With summer holidays on our doorstep, many will be looking to cool off at the beach, leaving lifeguards and rescue workers on high alert.
Already, Llandudno Beach has claimed the life of a teenage girl who is believed to have slipped and fallen off a rock before being swept away by strong rip currents on Friday October 28.
The 15-year-old girl’s body was recovered the following day, Saturday October 29, after a drone spotted it floating in the ocean off Llandudno Beach, near a pod of dolphins, according to the National Sea Rescue Institute (NSRI) spokesman Craig Lambinon.
Stewart Seini, the NSRI’s lifeguard operations manager, said the countdown to the December holidays had already begun, which meant lifeguards and rescue crews needed to be on the alert, as the likelihood of drowning and water-sport-related accidents increased.
“Training normally occurs from one to three times per week throughout the year, depending on the lifeguards’ availability,” Mr Seini said.
“This training is normally increased in frequency and duration in the summer months.”
The training itself comprises drills that focus on keeping the lifeguards fit, as well as giving them the opportunity to practise trickier skills. This includes everything from using a rescue board for multiple casualties, to performing rescues in and around hazards like rocks and fast-flowing tidal streams.
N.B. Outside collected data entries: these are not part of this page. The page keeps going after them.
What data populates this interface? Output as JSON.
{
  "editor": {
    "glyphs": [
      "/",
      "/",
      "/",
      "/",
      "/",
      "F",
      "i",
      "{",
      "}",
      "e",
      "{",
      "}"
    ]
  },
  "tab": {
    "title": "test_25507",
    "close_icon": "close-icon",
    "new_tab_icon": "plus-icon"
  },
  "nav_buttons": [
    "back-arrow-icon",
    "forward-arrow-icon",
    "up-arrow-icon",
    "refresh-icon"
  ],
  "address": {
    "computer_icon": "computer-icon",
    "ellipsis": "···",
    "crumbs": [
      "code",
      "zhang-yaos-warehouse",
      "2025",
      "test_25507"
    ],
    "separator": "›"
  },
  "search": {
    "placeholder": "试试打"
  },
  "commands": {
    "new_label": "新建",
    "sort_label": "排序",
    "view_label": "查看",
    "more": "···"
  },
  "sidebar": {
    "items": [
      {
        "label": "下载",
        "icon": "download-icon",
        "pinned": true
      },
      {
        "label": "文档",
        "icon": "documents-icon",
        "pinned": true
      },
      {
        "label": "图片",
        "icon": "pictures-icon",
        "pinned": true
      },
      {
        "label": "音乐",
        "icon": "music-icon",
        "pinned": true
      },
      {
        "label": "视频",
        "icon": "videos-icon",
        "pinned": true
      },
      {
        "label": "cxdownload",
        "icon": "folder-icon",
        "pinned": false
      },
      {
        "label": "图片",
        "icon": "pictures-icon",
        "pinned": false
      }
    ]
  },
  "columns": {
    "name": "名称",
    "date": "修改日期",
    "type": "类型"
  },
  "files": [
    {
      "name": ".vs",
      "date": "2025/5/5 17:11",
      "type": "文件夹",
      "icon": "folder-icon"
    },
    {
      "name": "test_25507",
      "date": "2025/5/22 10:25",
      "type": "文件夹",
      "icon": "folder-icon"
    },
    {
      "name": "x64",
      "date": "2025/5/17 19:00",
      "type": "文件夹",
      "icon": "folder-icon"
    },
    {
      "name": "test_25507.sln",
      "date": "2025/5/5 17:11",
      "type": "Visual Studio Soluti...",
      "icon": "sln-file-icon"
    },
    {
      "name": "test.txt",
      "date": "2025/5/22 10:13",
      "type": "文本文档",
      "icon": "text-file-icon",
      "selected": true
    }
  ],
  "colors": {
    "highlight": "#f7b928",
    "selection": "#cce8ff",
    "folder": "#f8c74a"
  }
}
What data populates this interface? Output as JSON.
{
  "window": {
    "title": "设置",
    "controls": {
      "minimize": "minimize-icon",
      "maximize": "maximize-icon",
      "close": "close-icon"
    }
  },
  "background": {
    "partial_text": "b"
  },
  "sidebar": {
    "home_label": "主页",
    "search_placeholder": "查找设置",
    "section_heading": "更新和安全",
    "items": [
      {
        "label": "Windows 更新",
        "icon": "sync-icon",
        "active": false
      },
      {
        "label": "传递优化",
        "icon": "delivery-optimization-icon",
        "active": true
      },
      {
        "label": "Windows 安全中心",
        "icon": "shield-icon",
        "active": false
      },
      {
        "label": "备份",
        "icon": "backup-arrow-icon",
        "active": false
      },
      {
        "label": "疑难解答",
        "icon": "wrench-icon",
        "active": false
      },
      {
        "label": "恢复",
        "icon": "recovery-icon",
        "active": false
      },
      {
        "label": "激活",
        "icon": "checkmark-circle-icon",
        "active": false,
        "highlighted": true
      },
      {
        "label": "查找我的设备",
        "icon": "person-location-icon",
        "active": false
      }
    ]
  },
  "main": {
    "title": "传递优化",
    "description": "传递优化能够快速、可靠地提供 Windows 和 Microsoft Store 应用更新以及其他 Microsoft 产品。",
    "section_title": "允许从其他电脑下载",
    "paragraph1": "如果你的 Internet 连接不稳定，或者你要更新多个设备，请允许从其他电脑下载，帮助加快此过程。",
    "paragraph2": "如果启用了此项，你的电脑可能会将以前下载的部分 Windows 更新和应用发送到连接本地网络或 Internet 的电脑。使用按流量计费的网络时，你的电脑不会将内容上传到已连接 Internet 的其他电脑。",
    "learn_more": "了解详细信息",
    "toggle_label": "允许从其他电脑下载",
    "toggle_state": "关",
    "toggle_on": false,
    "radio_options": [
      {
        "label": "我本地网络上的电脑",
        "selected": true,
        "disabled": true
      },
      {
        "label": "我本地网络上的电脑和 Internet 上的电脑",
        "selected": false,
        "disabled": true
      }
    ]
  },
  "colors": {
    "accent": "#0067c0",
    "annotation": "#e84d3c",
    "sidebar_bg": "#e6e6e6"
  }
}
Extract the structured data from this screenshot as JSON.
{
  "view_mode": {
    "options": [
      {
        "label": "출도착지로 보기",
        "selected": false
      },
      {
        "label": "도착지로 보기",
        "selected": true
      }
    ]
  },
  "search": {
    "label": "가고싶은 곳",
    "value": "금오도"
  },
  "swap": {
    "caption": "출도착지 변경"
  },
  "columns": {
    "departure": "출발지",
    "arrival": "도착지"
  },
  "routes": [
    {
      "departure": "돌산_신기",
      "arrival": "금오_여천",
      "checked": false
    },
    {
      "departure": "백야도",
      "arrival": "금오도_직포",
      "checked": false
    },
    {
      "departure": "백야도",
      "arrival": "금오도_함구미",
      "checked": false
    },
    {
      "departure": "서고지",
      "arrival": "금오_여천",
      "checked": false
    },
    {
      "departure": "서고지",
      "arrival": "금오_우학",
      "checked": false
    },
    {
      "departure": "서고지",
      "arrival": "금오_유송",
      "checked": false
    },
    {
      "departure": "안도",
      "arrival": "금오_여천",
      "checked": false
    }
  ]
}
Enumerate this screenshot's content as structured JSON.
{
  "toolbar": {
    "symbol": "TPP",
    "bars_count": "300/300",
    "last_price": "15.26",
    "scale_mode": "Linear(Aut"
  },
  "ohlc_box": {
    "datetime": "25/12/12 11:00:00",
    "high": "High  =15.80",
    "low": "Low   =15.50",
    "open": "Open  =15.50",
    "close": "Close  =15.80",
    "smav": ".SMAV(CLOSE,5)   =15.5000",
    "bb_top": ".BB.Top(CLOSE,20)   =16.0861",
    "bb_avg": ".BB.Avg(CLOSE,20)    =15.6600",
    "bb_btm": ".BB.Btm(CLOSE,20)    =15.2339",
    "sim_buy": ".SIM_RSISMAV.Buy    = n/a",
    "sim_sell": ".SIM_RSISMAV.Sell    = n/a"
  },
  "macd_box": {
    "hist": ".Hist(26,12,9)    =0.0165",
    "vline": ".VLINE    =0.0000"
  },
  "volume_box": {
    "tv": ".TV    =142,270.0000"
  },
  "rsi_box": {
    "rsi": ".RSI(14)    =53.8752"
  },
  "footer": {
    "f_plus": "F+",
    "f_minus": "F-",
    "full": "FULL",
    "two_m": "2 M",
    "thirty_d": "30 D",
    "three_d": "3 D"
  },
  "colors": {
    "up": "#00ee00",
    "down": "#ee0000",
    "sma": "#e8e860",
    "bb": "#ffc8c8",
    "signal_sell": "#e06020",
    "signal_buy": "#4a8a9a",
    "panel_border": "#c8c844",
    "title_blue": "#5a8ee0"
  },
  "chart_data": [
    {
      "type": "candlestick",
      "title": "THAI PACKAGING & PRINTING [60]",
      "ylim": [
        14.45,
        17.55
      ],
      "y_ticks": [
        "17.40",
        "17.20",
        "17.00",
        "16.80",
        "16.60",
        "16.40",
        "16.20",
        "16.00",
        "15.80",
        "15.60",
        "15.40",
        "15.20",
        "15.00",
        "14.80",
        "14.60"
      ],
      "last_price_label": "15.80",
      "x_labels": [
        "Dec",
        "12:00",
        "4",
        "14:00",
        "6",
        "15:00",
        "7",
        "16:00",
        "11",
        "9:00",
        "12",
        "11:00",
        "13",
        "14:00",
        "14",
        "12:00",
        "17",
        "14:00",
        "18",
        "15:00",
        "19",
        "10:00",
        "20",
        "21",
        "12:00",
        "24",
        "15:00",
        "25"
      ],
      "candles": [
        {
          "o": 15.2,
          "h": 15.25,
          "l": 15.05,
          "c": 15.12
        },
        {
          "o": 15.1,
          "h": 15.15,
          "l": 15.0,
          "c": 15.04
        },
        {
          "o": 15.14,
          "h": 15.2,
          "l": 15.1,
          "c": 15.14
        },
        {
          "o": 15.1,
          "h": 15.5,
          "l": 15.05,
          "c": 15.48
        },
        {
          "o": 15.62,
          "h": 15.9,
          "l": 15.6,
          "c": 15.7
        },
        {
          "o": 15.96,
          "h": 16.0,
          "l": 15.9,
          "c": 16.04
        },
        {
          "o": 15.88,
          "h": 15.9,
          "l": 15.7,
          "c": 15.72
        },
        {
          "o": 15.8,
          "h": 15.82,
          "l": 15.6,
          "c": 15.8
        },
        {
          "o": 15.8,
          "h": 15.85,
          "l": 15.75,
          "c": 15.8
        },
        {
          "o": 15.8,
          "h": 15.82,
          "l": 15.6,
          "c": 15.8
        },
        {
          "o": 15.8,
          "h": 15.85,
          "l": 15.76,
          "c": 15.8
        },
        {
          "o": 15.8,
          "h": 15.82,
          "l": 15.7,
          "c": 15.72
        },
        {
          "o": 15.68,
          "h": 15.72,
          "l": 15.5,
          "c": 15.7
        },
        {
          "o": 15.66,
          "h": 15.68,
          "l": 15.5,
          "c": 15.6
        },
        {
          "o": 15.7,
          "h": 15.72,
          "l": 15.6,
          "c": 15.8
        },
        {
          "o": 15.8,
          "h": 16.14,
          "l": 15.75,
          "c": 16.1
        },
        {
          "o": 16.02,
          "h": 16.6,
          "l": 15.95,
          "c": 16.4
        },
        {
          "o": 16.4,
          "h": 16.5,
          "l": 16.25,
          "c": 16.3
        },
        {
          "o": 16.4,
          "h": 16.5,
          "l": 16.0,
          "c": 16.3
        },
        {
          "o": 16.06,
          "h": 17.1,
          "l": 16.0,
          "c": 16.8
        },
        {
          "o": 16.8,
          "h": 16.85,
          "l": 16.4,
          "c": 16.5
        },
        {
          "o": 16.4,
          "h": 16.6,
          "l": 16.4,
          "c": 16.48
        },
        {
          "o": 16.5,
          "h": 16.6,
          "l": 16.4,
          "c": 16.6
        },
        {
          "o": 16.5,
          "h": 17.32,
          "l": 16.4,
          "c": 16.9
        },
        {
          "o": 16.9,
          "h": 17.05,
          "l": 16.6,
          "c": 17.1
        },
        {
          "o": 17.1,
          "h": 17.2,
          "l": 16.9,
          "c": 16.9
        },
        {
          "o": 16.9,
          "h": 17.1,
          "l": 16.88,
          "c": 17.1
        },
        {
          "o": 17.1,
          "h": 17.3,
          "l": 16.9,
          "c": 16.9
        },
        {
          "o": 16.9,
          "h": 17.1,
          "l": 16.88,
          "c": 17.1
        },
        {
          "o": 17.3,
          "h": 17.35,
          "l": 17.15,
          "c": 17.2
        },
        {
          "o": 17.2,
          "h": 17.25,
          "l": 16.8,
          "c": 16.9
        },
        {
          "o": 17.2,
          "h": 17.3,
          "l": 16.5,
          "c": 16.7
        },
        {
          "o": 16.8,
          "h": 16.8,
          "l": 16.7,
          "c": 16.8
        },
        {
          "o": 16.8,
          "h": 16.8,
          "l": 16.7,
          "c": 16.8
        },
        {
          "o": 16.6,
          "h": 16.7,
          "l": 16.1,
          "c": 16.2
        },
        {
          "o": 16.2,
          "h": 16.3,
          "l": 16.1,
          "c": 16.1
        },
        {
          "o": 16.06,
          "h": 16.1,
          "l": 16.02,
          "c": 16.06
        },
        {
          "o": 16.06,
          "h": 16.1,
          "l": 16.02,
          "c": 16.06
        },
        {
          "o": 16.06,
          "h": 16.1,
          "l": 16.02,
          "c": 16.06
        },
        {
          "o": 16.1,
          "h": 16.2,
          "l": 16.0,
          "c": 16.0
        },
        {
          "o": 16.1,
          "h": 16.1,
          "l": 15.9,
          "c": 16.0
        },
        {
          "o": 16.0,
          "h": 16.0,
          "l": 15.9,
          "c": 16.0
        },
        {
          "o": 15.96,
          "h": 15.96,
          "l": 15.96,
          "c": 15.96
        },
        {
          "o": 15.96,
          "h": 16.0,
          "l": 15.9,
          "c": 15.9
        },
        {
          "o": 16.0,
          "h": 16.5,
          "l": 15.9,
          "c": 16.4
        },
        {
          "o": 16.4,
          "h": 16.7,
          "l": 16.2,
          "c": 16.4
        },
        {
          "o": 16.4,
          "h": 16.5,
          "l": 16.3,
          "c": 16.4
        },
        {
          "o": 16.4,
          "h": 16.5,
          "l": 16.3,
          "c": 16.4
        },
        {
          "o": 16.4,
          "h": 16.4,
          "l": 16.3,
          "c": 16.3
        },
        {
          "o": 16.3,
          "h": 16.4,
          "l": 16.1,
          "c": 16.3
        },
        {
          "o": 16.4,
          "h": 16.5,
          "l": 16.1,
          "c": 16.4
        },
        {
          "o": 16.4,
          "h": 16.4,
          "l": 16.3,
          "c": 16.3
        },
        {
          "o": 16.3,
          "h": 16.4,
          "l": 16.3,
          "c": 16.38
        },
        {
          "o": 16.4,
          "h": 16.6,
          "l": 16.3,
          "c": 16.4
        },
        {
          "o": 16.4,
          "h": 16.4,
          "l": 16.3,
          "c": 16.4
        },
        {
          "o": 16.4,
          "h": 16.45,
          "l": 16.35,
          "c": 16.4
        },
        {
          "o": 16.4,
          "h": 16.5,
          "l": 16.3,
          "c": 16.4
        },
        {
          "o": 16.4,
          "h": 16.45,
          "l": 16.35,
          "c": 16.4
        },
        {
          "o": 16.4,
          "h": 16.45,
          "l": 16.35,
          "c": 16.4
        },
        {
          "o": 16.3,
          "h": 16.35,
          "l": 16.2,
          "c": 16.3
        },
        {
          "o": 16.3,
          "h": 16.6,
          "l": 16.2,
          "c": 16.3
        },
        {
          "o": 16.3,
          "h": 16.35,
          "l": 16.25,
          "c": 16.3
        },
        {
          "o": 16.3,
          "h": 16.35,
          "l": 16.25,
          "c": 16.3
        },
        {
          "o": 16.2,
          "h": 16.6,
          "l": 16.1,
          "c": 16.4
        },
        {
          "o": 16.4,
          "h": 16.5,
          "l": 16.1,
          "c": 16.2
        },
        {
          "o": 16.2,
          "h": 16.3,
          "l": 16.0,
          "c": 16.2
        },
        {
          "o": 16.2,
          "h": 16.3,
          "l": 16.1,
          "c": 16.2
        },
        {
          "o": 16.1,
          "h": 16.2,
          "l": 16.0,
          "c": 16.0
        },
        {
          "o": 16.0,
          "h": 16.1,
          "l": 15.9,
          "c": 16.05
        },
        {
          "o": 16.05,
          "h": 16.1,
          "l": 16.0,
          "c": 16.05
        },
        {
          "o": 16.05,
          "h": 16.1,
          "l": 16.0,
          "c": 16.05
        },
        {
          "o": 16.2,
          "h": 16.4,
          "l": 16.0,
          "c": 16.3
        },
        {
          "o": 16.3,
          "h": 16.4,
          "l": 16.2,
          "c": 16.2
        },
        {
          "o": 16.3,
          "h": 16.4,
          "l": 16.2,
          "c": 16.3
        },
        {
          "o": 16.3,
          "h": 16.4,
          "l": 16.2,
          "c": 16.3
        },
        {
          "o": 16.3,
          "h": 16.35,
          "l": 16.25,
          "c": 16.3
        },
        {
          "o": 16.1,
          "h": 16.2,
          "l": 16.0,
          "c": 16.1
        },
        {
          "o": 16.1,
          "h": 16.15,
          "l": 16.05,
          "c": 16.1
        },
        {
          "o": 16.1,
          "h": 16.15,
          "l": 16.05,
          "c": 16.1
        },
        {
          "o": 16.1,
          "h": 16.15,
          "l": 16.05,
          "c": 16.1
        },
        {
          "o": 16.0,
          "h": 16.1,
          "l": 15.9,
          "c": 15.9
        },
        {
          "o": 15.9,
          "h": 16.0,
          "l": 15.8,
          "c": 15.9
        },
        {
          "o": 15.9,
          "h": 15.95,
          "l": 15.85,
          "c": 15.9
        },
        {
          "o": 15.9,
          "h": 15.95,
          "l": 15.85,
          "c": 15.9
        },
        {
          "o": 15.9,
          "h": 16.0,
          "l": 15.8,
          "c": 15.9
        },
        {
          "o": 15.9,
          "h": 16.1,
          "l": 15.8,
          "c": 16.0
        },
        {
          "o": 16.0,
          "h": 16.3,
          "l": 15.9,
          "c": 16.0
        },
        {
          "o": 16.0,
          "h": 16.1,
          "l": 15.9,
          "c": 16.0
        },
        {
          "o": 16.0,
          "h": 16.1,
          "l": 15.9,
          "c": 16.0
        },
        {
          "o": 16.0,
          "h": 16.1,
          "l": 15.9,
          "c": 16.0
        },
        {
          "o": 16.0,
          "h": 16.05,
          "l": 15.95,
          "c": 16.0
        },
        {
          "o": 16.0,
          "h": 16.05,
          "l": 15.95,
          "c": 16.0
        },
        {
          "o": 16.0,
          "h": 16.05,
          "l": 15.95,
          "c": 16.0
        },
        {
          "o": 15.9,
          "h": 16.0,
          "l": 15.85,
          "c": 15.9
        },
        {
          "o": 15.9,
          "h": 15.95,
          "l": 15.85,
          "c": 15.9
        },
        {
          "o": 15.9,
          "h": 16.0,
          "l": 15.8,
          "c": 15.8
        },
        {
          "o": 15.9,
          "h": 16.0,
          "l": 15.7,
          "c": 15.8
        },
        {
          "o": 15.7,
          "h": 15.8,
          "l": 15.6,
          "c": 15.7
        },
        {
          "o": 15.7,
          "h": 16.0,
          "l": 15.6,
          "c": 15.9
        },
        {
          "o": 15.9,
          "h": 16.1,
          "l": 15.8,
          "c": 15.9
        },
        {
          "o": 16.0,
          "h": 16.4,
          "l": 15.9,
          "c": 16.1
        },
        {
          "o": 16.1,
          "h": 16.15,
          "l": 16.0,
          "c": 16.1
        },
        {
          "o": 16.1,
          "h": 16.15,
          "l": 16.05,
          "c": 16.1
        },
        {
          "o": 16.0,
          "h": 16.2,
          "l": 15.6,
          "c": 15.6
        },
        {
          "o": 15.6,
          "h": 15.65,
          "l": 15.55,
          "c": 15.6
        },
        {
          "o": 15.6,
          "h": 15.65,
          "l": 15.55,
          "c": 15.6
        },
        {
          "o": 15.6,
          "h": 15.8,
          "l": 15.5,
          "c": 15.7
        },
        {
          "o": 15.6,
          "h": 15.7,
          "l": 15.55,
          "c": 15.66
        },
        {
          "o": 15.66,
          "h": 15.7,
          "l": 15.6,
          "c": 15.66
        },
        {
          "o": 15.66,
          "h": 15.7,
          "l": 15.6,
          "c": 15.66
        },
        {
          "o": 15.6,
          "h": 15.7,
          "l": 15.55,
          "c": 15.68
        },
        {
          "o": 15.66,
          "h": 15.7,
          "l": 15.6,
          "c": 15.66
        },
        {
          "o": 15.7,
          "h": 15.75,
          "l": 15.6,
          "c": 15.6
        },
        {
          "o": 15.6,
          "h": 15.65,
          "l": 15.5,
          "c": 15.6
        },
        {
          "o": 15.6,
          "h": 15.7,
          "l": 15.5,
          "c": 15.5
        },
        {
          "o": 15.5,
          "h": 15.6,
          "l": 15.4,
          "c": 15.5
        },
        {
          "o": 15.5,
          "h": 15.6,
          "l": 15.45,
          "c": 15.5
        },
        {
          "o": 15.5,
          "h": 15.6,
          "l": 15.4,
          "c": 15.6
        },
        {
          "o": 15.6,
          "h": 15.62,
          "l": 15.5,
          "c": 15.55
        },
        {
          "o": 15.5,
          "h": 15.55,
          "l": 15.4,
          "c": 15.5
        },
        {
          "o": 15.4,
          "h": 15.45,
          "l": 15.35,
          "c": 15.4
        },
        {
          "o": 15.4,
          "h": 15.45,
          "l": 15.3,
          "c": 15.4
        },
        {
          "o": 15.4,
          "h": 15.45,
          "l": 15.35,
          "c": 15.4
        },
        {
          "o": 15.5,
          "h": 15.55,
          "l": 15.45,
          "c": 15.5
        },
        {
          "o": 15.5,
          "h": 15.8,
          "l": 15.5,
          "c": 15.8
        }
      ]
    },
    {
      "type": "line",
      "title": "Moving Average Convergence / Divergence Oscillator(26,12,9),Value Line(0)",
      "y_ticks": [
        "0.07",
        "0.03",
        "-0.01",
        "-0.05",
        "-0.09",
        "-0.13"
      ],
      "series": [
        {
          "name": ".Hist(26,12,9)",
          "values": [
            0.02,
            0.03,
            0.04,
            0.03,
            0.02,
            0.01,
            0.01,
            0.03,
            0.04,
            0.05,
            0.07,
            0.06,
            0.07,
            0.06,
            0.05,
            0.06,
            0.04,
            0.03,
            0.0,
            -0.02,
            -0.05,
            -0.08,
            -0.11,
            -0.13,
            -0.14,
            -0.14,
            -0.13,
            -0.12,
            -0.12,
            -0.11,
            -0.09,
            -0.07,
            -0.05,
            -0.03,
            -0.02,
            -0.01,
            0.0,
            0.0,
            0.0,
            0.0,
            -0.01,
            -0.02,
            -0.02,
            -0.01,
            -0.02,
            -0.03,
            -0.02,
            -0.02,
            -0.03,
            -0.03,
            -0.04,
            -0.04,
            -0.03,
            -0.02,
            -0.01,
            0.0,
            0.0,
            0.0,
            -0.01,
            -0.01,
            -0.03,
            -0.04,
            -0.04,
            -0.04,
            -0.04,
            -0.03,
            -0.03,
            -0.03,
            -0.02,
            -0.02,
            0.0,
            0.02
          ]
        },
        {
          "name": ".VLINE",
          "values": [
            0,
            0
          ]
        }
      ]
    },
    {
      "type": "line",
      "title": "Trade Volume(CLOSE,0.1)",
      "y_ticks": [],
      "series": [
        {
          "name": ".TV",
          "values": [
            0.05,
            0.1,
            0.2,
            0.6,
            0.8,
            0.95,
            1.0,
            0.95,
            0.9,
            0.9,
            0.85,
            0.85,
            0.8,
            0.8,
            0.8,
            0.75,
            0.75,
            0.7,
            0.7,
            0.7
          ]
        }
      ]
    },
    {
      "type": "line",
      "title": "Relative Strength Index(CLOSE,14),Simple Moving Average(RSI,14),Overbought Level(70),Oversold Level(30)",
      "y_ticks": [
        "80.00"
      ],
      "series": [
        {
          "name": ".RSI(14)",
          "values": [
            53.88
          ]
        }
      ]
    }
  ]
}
Lifeguards are also trained to respond to critical incidents like mass-casualty rescues, unresponsive casualties, shallow-surf search and rescue, as well as incidents that fall outside of the lifeguards’ area of responsibility, such as planes making an emergency landing on the beach, assisting fishermen who have been washed off the rocks, boats capsizing in the surf, medical- or trauma-related emergencies that occur along tricky terrain, or any incident in which the lifeguards would have had to call the NSRI or emergency services.
“Each year the trainees focus on performing tasks identified for them on a task sheet that contains all of the criteria that we require of our lifeguards to qualify as a lifeguard or re-qualify for the year,” Mr Stewart said.
“The training also allows newcomers to join and train as lifeguards.”
NSRI advice on how to deal with rip currents:
Rips are strong currents running out to sea, which can quickly drag people and debris away from the shallows of the shoreline and out to deeper water. They tend to flow at one to two miles per hour but can reach up to four to five miles per hour, which is faster than an Olympic swimmer.
Rips are especially powerful in larger surf, but never underestimate the power of any water. They are also found around river mouths, estuaries and man-made structures like piers and groynes.
Rip currents can be difficult to spot, but are sometimes identified by a channel of churning, choppy water on the sea’s surface.
Even the most experienced beachgoers can be caught out by rips, so don’t be afraid to ask lifeguards for advice. They will show you how you can identify and avoid rips.
The best way to avoid rips is to choose a lifeguarded beach and always swim between the red and yellow flags, which have been marked based on where is safer to swim in the current conditions. This also helps you to be spotted more easily, should something go wrong.